Australian netball player

Joanna Weston (born 14 February 1994) is an Australian netball player for the Australian Diamonds and Melbourne Vixens in the Suncorp Super Netball league.

She was part of the Diamonds side that won silver at the 2018 Commonwealth Games and gold at the 2022 Commonwealth Games. Weston has been a member of the Diamonds squad since her debut at the 2015 Constellation Cup. She was also in the Australian team at the 2019 Netball World Cup, finishing runners up to New Zealand.

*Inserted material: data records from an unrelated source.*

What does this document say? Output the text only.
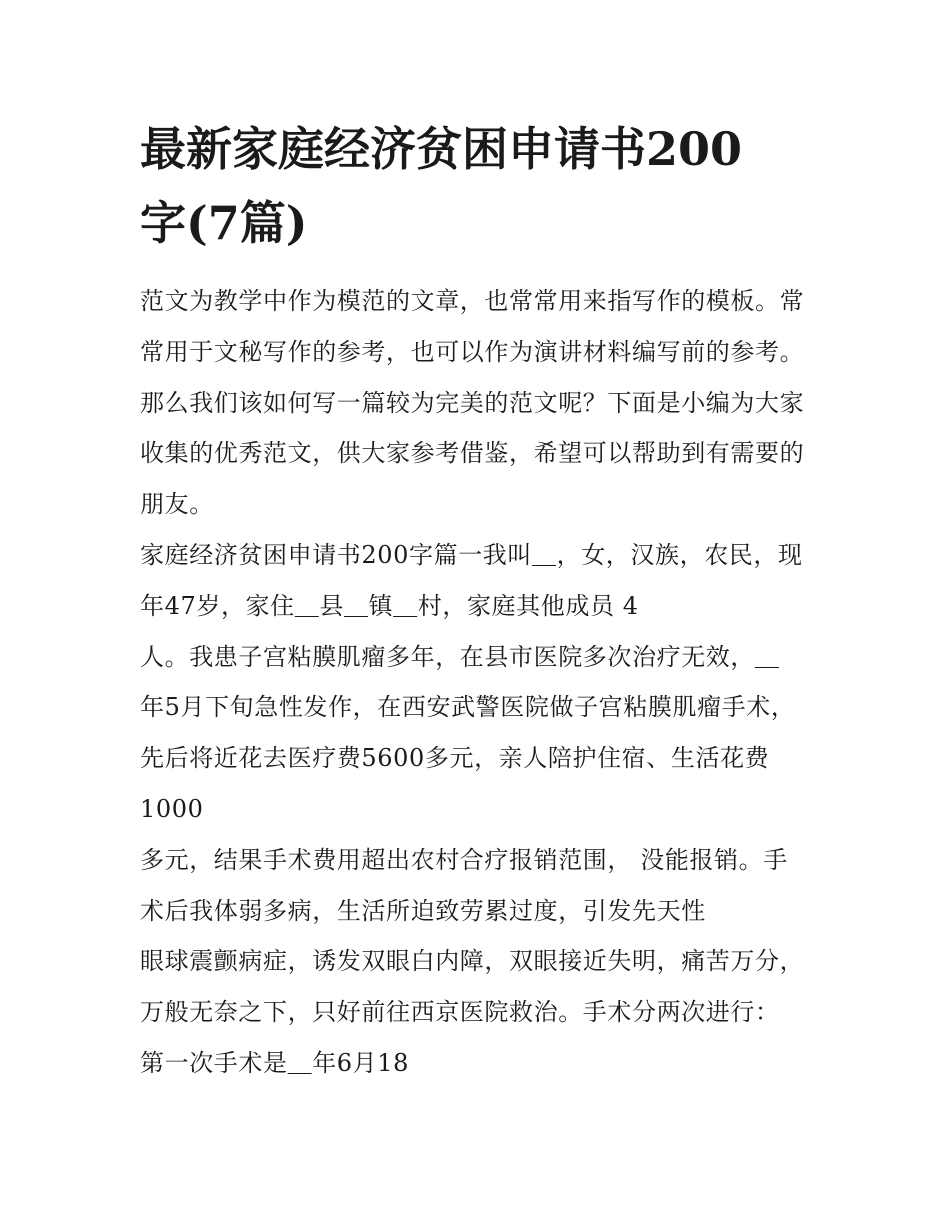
最新家庭经济贫困申请书200
字(7篇)
范文为教学中作为模范的文章，也常常用来指写作的模板。常
常用于文秘写作的参考，也可以作为演讲材料编写前的参考。
那么我们该如何写一篇较为完美的范文呢？下面是小编为大家
收集的优秀范文，供大家参考借鉴，希望可以帮助到有需要的
朋友。
家庭经济贫困申请书200字篇一我叫＿，女，汉族，农民，现
年47岁，家住＿县＿镇＿村，家庭其他成员 4
人。我患子宫粘膜肌瘤多年，在县市医院多次治疗无效，＿
年5月下旬急性发作，在西安武警医院做子宫粘膜肌瘤手术，
先后将近花去医疗费5600多元，亲人陪护住宿、生活花费
1000
多元，结果手术费用超出农村合疗报销范围， 没能报销。手
术后我体弱多病，生活所迫致劳累过度，引发先天性
眼球震颤病症，诱发双眼白内障，双眼接近失明，痛苦万分，
万般无奈之下，只好前往西京医院救治。手术分两次进行：
第一次手术是＿年6月18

Weston was named Goal Defender of the Year and Player of the Finals in the 2017 Suncorp Super Netball season. She was in the Vixens side that won the premiership in the 2020 season.

Weston was born in Corowa and lived in Rutherglen and Eurobin as a child before settling in Melbourne. She grew up in Melbourne's eastern suburbs and attended Glen Iris Primary and Sacré Cœur School both in Glen Iris. She first played junior netball for Sacre Coeur Netball Club in the Waverley District Netball Association. She is currently studying a Master of Communication at Deakin University. She also holds a Bachelor of Commerce from Melbourne University.

Weston is currently an ambassador for The United Project and sits on the organisation's board of directors. She also serves as the president of the Australian Netball Players’ Association.